От этой догадки меня вдруг взяла такая злость, такое бешенство, что я качнулся вперед и без предупреждения засветил этому придурку кулаком в глаз.
— Идиот! — рыкнул в голос, когда его величество с удивленным выдохом отлетел в сторону. — Я не мужеложец, понял?!
Меня в кои-то веки душила неподдельная, вспыхнувшая буквально в одно мгновение ярость. Незаслуженная обида, разочарование и, как ни странно, ненависть. То ли моя, то ли его… Она захлестнула меня с такой силой, что на мгновение я самым настоящим образом упустил контроль над ситуацией. А осознал свою ошибку, лишь когда мне с такой силой прилетело по башке, что помутилось в глазах.
Не знаю, что именно сделал Карриан, но шваркнуло меня так, что от удара носом хлынула кровь, а в виске, которым меня приложило о стену, что-то подозрительно хрустнуло. Кажется, я все-таки упал, ошеломленный и почти парализованный. Меня оглушило. Ослепило. Скрючило от пронесшейся по телу огненно-жаркой волны. А затем еще и печатью пристукнуло. Да так, что я захрипел и, когда следом за первым сверху обрушился еще один удар, не смог не то что дать отпор — просто пошевелиться.
Это было мерзко вдвойне — сознавать, что тебе намеренно причиняет боль человек, за которого ты готов умереть. Человек, который мстит за то, чего ты не совершал. Когда каждый удар — как наказание за неосмотрительность. Каждая мысль — как плеть, жестоко ранящая и с каждым ударом обнажающая старые раны.
Я даже не сразу сообразил, что в комнате появились посторонние и меня бьют уже не в одиночку, а целой группой. В основном ногами, как бешеного пса. А может, еще и палками. Хрен его знает. Мне было до того плохо, что я забился в угол, прижался к стене спиной, пытаясь прикрыть самые уязвимые места, корчился от боли, хрипел и даже не понимал, что могу это прекратить.
Удары сыпались беспрестанно — по голове, спине, плечам… везде, куда можно было дотянуться. Причем били больно, порой с оттяжкой, без дураков. С такой неистовой силой, что вскоре на мне живого места не осталось, из рассеченного лица ручьями хлестала кровь, а сам я стал похож на боксерскую грушу, которую нещадно избивала толпа идиотов.
— Не сметь… — вдруг пробился сквозь рев в ушах хриплый, прерывистый, какой-то болезненно изломанный голос императора, и меня снова опалило бешеным коктейлем чужих чувств. — Не сметь, сказал! Я сам… разберусь.

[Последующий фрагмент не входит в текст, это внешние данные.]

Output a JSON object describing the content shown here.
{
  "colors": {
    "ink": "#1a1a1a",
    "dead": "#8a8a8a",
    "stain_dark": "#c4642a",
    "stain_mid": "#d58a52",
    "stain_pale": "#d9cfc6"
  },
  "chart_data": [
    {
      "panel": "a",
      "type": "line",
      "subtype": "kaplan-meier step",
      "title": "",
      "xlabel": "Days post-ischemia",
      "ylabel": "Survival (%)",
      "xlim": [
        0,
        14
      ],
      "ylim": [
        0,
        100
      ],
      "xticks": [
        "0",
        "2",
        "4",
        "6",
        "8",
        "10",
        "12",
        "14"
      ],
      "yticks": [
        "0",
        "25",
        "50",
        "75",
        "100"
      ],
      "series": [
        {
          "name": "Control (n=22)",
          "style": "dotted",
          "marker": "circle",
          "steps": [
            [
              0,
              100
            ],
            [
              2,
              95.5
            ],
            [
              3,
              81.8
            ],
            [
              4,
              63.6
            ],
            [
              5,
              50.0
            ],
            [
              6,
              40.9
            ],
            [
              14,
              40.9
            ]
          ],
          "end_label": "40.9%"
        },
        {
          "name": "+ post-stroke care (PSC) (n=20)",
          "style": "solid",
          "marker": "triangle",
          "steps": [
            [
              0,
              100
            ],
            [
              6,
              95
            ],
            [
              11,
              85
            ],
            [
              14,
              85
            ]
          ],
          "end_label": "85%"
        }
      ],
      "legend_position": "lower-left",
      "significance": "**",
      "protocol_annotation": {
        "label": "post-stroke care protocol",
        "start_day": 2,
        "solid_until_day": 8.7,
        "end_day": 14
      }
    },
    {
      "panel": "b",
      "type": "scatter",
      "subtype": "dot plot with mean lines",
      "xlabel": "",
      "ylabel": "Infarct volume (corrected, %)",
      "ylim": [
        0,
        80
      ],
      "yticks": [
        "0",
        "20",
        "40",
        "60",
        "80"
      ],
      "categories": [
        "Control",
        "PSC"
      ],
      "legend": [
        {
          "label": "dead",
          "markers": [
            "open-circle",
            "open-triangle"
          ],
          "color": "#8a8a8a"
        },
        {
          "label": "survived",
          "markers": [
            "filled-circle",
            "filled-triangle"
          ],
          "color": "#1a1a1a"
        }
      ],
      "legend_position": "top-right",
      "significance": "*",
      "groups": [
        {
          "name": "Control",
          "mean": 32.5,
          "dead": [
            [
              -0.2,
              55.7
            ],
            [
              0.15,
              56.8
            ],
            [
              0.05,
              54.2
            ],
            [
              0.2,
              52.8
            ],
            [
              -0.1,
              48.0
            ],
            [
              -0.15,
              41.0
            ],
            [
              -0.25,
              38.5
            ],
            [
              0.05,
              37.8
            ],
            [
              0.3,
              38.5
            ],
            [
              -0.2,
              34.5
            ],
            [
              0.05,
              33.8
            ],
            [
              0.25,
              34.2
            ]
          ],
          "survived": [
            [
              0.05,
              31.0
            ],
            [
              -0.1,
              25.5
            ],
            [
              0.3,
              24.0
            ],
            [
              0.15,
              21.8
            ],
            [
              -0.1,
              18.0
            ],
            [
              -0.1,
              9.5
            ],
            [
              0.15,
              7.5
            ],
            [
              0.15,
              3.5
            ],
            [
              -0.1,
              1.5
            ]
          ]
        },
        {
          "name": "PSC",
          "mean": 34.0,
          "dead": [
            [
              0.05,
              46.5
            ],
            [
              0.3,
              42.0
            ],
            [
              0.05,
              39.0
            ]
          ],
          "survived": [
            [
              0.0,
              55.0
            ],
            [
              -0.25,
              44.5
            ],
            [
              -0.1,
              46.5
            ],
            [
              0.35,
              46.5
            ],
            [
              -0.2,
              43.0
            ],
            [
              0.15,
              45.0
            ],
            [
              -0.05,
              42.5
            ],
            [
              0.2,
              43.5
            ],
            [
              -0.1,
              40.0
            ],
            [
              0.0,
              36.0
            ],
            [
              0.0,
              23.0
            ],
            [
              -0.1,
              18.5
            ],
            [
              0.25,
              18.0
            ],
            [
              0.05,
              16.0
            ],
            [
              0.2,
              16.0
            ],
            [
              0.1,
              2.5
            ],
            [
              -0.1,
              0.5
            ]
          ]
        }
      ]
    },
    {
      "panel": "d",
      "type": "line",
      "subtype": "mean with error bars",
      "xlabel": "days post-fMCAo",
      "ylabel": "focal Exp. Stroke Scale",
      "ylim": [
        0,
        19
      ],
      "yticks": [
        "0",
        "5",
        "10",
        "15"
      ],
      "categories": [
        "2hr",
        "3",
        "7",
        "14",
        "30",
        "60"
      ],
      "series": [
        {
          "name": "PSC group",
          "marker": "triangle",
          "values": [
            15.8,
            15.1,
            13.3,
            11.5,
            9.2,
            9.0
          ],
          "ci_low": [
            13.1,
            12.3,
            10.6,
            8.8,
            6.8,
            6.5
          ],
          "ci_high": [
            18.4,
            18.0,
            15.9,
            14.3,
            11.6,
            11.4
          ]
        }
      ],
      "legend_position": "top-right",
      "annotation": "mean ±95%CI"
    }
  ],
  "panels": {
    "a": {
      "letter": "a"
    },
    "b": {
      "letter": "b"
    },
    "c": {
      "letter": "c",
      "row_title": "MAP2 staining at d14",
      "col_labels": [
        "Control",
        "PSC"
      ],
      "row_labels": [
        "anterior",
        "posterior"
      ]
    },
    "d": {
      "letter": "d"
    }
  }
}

Боль… злость… ненависть… ярость…
Чужие эмоции отрезвили и вырвали из некстати накатившего оцепенения.
Он сам, он сказал? Неужели ему так приспичило от меня избавиться? Всего лишь за то, что я всеми силами старался уберечь его от правды?
«Нет уж! — зло подумал я, внезапно приходя в себя. — Обойдешься!»
После чего выдернул из стены первую попавшуюся нить и наотмашь хлестнул ею перед собой. Как хлыстом ударил, ни в кого конкретно не целясь. Но, судя по тому, как опалило руку и как истошно взвыли избивавшие меня люди — скорее всего, стража, которая сбежалась на наши вопли, — нить оказалась красной. Достаточно сильной, чтобы спалить мне кожу на руке до мяса и наполнить небольшую комнату запахом паленой плоти, горелой крови и… как ни странно, человеческим страхом.